I seem to be having an odd issue when using and LSTM. I pass in an initial hidden state of size (3,1,3) but pytorch throws an error saying it is only (1,3) and expected (3,1,3) even though I can verify before passing it in that the Tensor is (3,1,3).

class AdRNN(nn.Module):
    def __init__(self, input_size, hidden_size, num_layers):
        super(AdRNN, self).__init__()

        self.input_size = input_size
        self.hidden_size = hidden_size
        self.num_layers = num_layers
        self.rnn = nn.LSTM(input_size=input_size, num_layers=num_layers, hidden_size=hidden_size, batch_first=True)

    def forward(self, x):
        h_0 = torch.rand(self.num_layers, x.size(0), self.hidden_size)
        nn.init.xavier_normal_(h_0)

        print(h_0.shape)
        
        output, _ = self.rnn(x, h_0)
        return output

Note that I am printing my h_0 shape for debugging.
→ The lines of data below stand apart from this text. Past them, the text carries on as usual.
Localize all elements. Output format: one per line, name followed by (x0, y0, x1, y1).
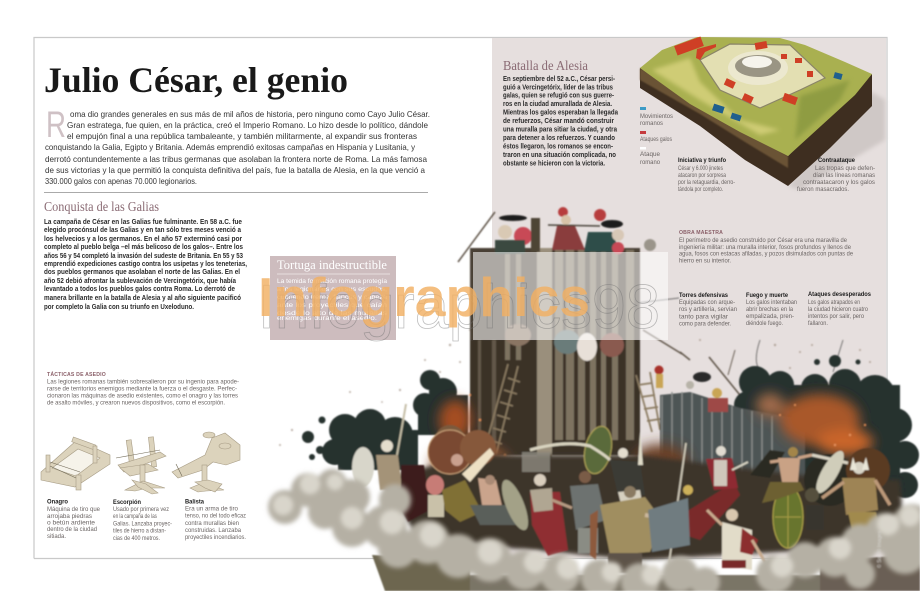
text: Conquista de las Galias: emprendió expediciones castigo contra los usípetas y los teneterias, (44, 260, 247, 268)
text: Conquista de las Galias (44, 218, 247, 311)
palisade wall (654, 366, 805, 490)
text: Conquista de las Galias: por completo la Galia con su triunfo en Uxeloduno. (44, 303, 194, 311)
text: Ataques desesperados (808, 291, 871, 327)
text: Batalla de Alesia: para detener a los refuerzos. Y cuando (503, 134, 616, 142)
terrain shadow (788, 92, 885, 190)
legend: ataques galos: Ataques galos (640, 137, 672, 143)
text: Balista: Balista (185, 498, 204, 506)
text: Balista: contra murallas bien (185, 521, 239, 527)
text: Onagro: Onagro (47, 498, 68, 506)
terrain surface (640, 37, 872, 156)
text: Torres defensivas: Torres defensivas (679, 292, 728, 299)
legend: movimientos romanos: Movimientos (640, 114, 673, 120)
text: Fuego y muerte: Fuego y muerte (746, 292, 788, 299)
text: Batalla de Alesia: guió a Vercingetórix, líder de las tribus (503, 84, 613, 92)
text: Fuego y muerte: diéndole fuego. (746, 321, 783, 327)
text: Escorpión: en la campaña de las (113, 514, 157, 520)
text: Ataques desesperados: intentos por salir, pero (808, 314, 865, 320)
text: Contraataque: fueron masacrados. (797, 187, 849, 193)
text: Iniciativa y triunfo (678, 157, 735, 193)
text: Onagro: sitiada. (47, 534, 66, 540)
intro text block: conquistando la Galia, Egipto y Britania. Además emprendió exitosas campañas en Hispania y Lusitania, y (45, 143, 416, 152)
text: Batalla de Alesia: traron en una situación complicada, no (503, 151, 617, 159)
text: Fuego y muerte (746, 292, 797, 327)
text: Escorpión: Usado por primera vez (113, 507, 169, 513)
text: Batalla de Alesia: éstos llegaron, los romanos se encon- (503, 142, 614, 150)
text: Contraataque: contraatacaron y los galos (803, 180, 875, 186)
text: Conquista de las Galias: completo al pueblo belga –el más belicoso de los galos–. Entre los (44, 243, 243, 251)
text: Batalla de Alesia: galas, quien se refugió con sus guerre- (503, 92, 615, 100)
panel: Tortuga indestructible (270, 256, 396, 340)
combatant: central Gallic warrior (590, 486, 675, 573)
text: Conquista de las Galias: años 56 y 54 completó la invasión del sudeste de Britania. En 55 y 53 (44, 252, 243, 260)
combatant: armoured legionary (522, 424, 616, 553)
combatant: winged helmet warrior (805, 447, 890, 530)
text: Obra maestra: OBRA MAESTRA (679, 230, 723, 236)
text: Tácticas de asedio: rarse de territorios enemigos mediante la fuerza o el desgaste. Perfec- (47, 386, 237, 392)
panel: Tortuga indestructible: enemigas durante el asedio. (277, 315, 377, 322)
text: Ataques desesperados: fallaron. (808, 321, 828, 327)
panel: Tortuga indestructible: a los legionarios con sus escudos, (277, 286, 387, 293)
map: terrain block of Alesia (640, 37, 885, 190)
text: Conquista de las Galias: La campaña de César en las Galias fue fulminante. En 58 a.C. fue (44, 218, 242, 226)
text: Obra maestra: agua, fosos con estacas afiladas, y pozos disimulados con puntas de (679, 252, 854, 258)
intro text block: 330.000 galos con apenas 70.000 legionarios. (45, 177, 197, 186)
text: Onagro: Máquina de tiro que (47, 507, 101, 513)
intro text block: Gran estratega, fue quien, en la práctica, creó el Imperio Romano. Lo hizo desde lo político, dándole (67, 121, 428, 130)
text: Conquista de las Galias: los helvecios y a los germanos. En el año 57 exterminó casi por (44, 235, 242, 243)
legend: movimientos romanos (640, 107, 673, 127)
text: Torres defensivas: Equipadas con arque- (679, 300, 735, 306)
text: Escorpión: cias de 400 metros. (113, 536, 160, 542)
text: Torres defensivas (679, 292, 737, 328)
text: Conquista de las Galias: año 52 debió afrontar la sublevación de Vercingetórix, que había (44, 277, 236, 285)
text: Escorpión: tiles de hierro a distan- (113, 528, 166, 534)
text: Fuego y muerte: abrir brechas en la (746, 307, 794, 313)
text: Iniciativa y triunfo: César y 6.000 jinetes (678, 166, 723, 172)
text: Batalla de Alesia: Mientras los galos esperaban la llegada (503, 108, 618, 116)
text: Contraataque (797, 157, 875, 193)
text: Balista: proyectiles incendiarios. (185, 535, 246, 541)
text: Iniciativa y triunfo: Iniciativa y triunfo (678, 157, 726, 164)
text: Iniciativa y triunfo: por la retaguardia, derro- (678, 180, 735, 186)
combatant: roman with red shield (648, 482, 765, 570)
combatant: gladiator spear (669, 443, 686, 563)
callout lines (620, 298, 843, 372)
smoke cloud foreground (268, 469, 920, 591)
text: Escorpión: Escorpión (113, 499, 141, 506)
icon: escorpión (116, 437, 166, 494)
text: Contraataque: dían las líneas romanas (813, 173, 875, 179)
text: Batalla de Alesia: obstante se hicieron con la victoria. (503, 160, 605, 168)
ladders (484, 364, 660, 455)
heading: Batalla de Alesia: Batalla de Alesia (503, 58, 588, 73)
round shields (428, 425, 890, 506)
text: Onagro: dentro de la ciudad (47, 527, 97, 533)
text: Escorpión (113, 499, 172, 542)
panel: Tortuga indestructible: ante los proyectiles que caían (277, 302, 388, 309)
debris specks (279, 329, 871, 446)
text: Conquista de las Galias: manera brillante en la batalla de Alesia y al año siguiente pacificó (44, 294, 242, 302)
combatant: gallic warrior left (352, 404, 430, 522)
title: Julio César, el genio (44, 60, 348, 100)
combatants (352, 404, 890, 573)
red and blue troop markers (674, 37, 813, 105)
text: Contraataque: Las tropas que defen- (815, 166, 875, 172)
text: Conquista de las Galias: levantado a todos los pueblos galos contra Roma. Lo derrotó de (44, 285, 235, 293)
text: Tácticas de asedio: de asalto móviles, y crearon nuevos dispositivos, como el escorpión. (47, 400, 225, 406)
text: Balista: Era un arma de tiro (185, 506, 239, 512)
text: Onagro: o betún ardiente (47, 520, 96, 526)
intro text block (45, 104, 430, 186)
panel: Tortuga indestructible: Tortuga indestructible (277, 257, 387, 272)
text: Obra maestra: ingeniería militar: una muralla interior, fosos profundos y llenos de (679, 245, 852, 251)
text: Balista: construidas. Lanzaba (185, 528, 242, 534)
combatant: red cloaked roman (497, 474, 572, 556)
legend (640, 107, 673, 166)
text: Torres defensivas: como para defender. (679, 322, 731, 328)
combatant: roman kneeling (706, 446, 748, 490)
text: Balista: tenso, no del todo eficaz (185, 514, 246, 520)
intro text block: el empujón final a una república tambaleante, y también militarmente, al expandir sus fronteras (67, 132, 417, 141)
heading: Conquista de las Galias: Conquista de las Galias (44, 199, 159, 214)
text: Torres defensivas: ros y artillería, servían (679, 307, 737, 313)
panel: Tortuga indestructible: cubriendo frente, flancos y cabeza (277, 294, 387, 301)
watermark text: Infographics (258, 266, 590, 328)
legend: ataque romano: Ataque (640, 152, 661, 158)
text: Tácticas de asedio (47, 371, 239, 406)
text: Ataques desesperados: Ataques desesperados (808, 291, 871, 298)
intro text block: oma dio grandes generales en sus más de mil años de historia, pero ninguno como Cayo Julio César. (70, 110, 430, 119)
panel: Tortuga indestructible: La temida formación romana protegía (277, 278, 387, 285)
text: Tácticas de asedio: TÁCTICAS DE ASEDIO (47, 371, 106, 378)
watermark text: Infographics98 (258, 273, 660, 342)
text: Onagro (47, 498, 101, 540)
text: Balista (185, 498, 246, 541)
text: Tácticas de asedio: Las legiones romanas también sobresalieron por su ingenio para apode- (47, 380, 239, 386)
foliage at bottom (372, 555, 920, 591)
text: Conquista de las Galias: dos pueblos germanos que asolaban el norte de las Galias. En el (44, 268, 240, 276)
spears (458, 212, 770, 432)
battle illustration (268, 207, 920, 591)
text: Iniciativa y triunfo: atacaron por sorpresa (678, 173, 727, 179)
legend: ataque romano: romano (640, 160, 661, 166)
combatant: bare chested Gaul (750, 447, 848, 548)
text: Onagro: arrojaba piedras (47, 514, 92, 520)
text: Batalla de Alesia: de refuerzos, César mandó construir (503, 117, 614, 125)
text: Batalla de Alesia: ros en la ciudad amurallada de Alesia. (503, 100, 612, 108)
terrain soil sides (640, 68, 872, 186)
icon: balista (172, 432, 240, 492)
text: Tácticas de asedio: cionaron las máquinas de asedio existentes, como el onagro y las torres (47, 394, 238, 400)
text: Contraataque: Contraataque (818, 157, 855, 164)
dark smoke clouds (302, 355, 919, 498)
text: Fuego y muerte: Los galos intentaban (746, 300, 797, 306)
soldiers atop the tower (495, 207, 656, 254)
text: Batalla de Alesia: una muralla para sitiar la ciudad, y otra (503, 126, 617, 134)
text: Fuego y muerte: empalizada, pren- (746, 314, 794, 320)
soldiers behind the tower wash (505, 324, 624, 361)
text: Ataques desesperados: Los galos atrapados en (808, 300, 860, 306)
text: Obra maestra (679, 230, 854, 264)
panel: Batalla de Alesia background (492, 38, 886, 558)
combatant: roman with red plume (426, 448, 520, 525)
drop cap: R (46, 104, 66, 145)
credit: © Sol 90 Images (876, 530, 883, 568)
icon: onagro (41, 437, 110, 490)
text: Torres defensivas: tanto para vigilar (679, 314, 728, 320)
legend: movimientos romanos: romanos (640, 121, 663, 127)
text: Conquista de las Galias: elegido procónsul de las Galias y en tan sólo tres meses venció a (44, 226, 241, 234)
text: Escorpión: Galias. Lanzaba proyec- (113, 522, 172, 528)
legend: ataque romano (640, 147, 661, 166)
watermark: pale tint over tower (473, 252, 668, 340)
text: Batalla de Alesia (503, 75, 618, 168)
dark ground behind combatants (380, 455, 905, 560)
text: Iniciativa y triunfo: tándola por completo. (678, 187, 723, 193)
text: Obra maestra: hierro en su interior. (679, 258, 731, 264)
intro text block: derrotó contundentemente a las tribus germanas que asolaban la frontera norte de Roma. La más famosa (45, 155, 427, 164)
fire and embers (430, 393, 873, 487)
combatant: dark armoured warrior (610, 432, 645, 520)
text: Batalla de Alesia: En septiembre del 52 a.C., César persi- (503, 75, 616, 83)
intro text block: de sus victorias y la que permitió la conquista definitiva del país, fue la batalla de Alesia, en la que venció a (45, 166, 425, 175)
text: Ataques desesperados: la ciudad hicieron cuatro (808, 307, 869, 313)
panel: Tortuga indestructible: desde lo alto de las murallas (277, 310, 387, 317)
tower of the palisade (470, 248, 660, 458)
text: Obra maestra: El perímetro de asedio construido por César era una maravilla de (679, 238, 848, 244)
It comes back as (3,1,3) but Pytorch raises the following error in the forward method when passing in h_0 to the LSTM:

RuntimeError: Expected hidden[0] size (3, 1, 3), got (1, 3)

If I change the rnn type to GRU or vanilla RNN in init everything works just fine but LSTM is being cranky. I am using using PyTorch 0.4.1. I can of course just not pass in h_0 and have the LSTM hidden init to zeros but I would rather not. Any thoughts?

2 Likes

LSTM takes a tuple of hidden states:

self.rnn(x, (h_0, c_0))

it looks like you haven’t sent in the second hidden state?

3 Likes

Aha! I didn’t realize the argument was a tuple for LSTM, I was thinking it was (x, h_0, c_0). So you have to provide either both the hidden and the cell state or none at all then (or I suppose pass in a zero tensor for one yourself if you want to just initialize the other).

That did it, thank you!

1 Like

Maybe we should have a better API for this, you’re right in that there is no way to just pass one state and not initialize the other one.

1 Like

just pass the (h_0, c_0) in your rnn cell :
input_h, (input_h_t, input_c_t) = self.rnn(input_emb, (h_0, c_0))
:slight_smile: